The firm "had been bleeding active management assets like a gusher," said a competitor, who also is a former Bankers Trust manager. The firm's total assets under management don't appear depleted, thanks to a nearly 30% return in the domestic equity market this year, he said.
The restructuring of the asset management operation in early 1994 included the merger of the investment management and funds management units into one group covering institutions, hedge funds and high-net worth individuals; and the elimination of the London-based active international equity group. Traditional investment managers, such as Kent Atkins, former chief investment officer, were sidelined into client service roles within the company's strategic advisory group, while executives with trading backgrounds filled key executive spots; Mr. Atkins was replaced by Mr. Wheen, a former currency trader from Bankers Trust's London office.
The appointment of Mr. Minard could be a wise step for the firm, said observers. Not only is he well known as an investment management veteran, he also has experience steering a troubled organization to stop the loss of staff and clients. If he accepts the position, he would bring in the name and reputation necessary to put the industry on notice that Bankers Trust is serious about getting asset management back on track, said a competitor.

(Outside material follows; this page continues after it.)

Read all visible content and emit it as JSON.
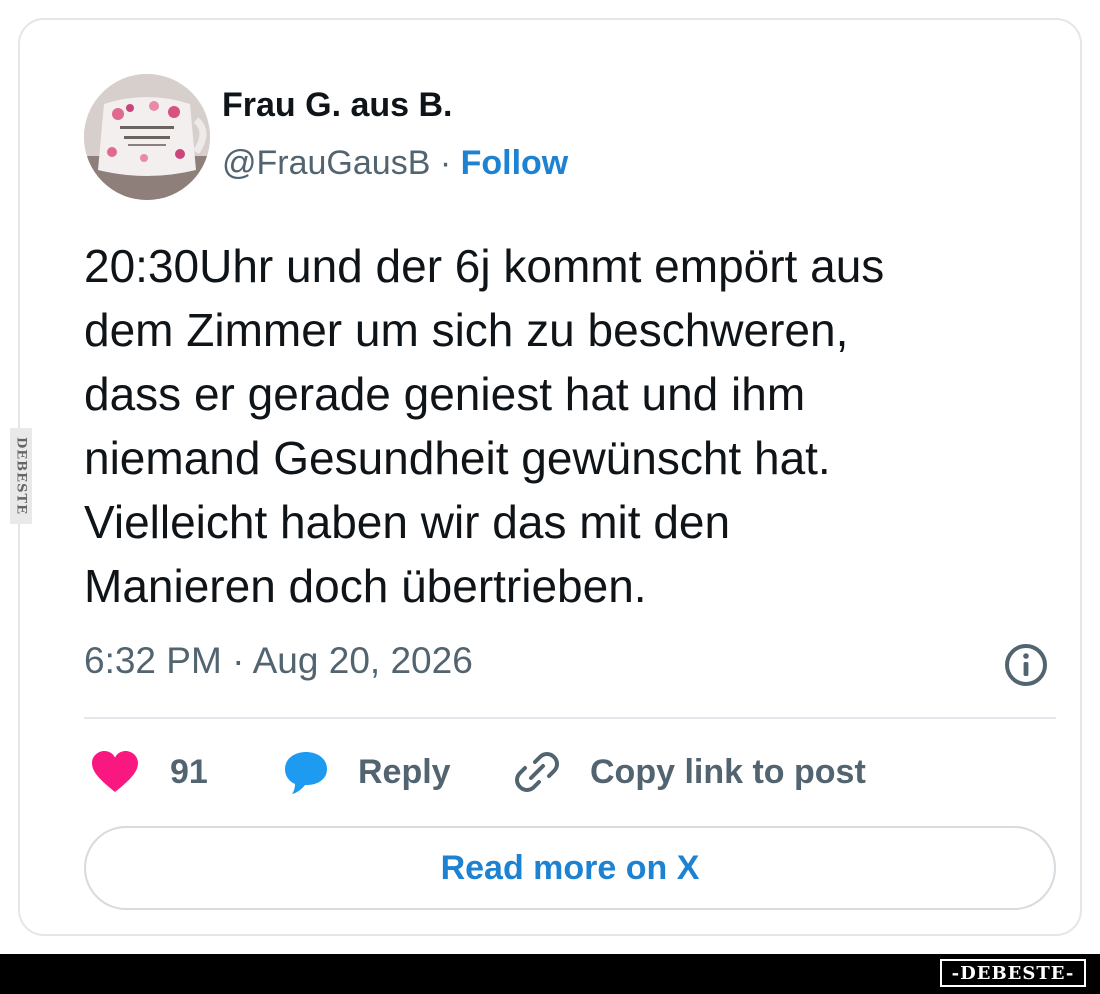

If Mr. Minard takes the post, he will find himself in the same situation as when he was named chairman and CEO of Mitchell Hutchins in 1993, after the resignation of then-President Joyce Ferhnstock. At the time, Mitchell Hutchins was embroiled in a lawsuit with Kleinwort Benson International Investment Ltd. over the defections of Ms. Ferhnstock's predecessor, Stephen Canter, and five fixed-income managers. She resigned later, following problems with Mitchell Hutchins' money market funds.
In January, Mitchell Hutchins appointed Margo Alexander, an executive vice president of its parent, PaineWebber Inc., as president and CEO. The appointment was seen by some people in the industry as an effort to ease out Mr. Minard, who remained as chairman of the company.
However, some consultants and competitors privately wondered whether the situation at Bankers Trust's global investment management unit can be stabilized without first resolving the controversies over its parent company's derivatives trading practices. Some consultants were doubtful whether new management can do more than right the ship while the parent is embroiled in litigation with clients like Procter & Gamble Co. over derivatives losses. So far, investment management clients claim they have not been affected (P&I, Oct. 16).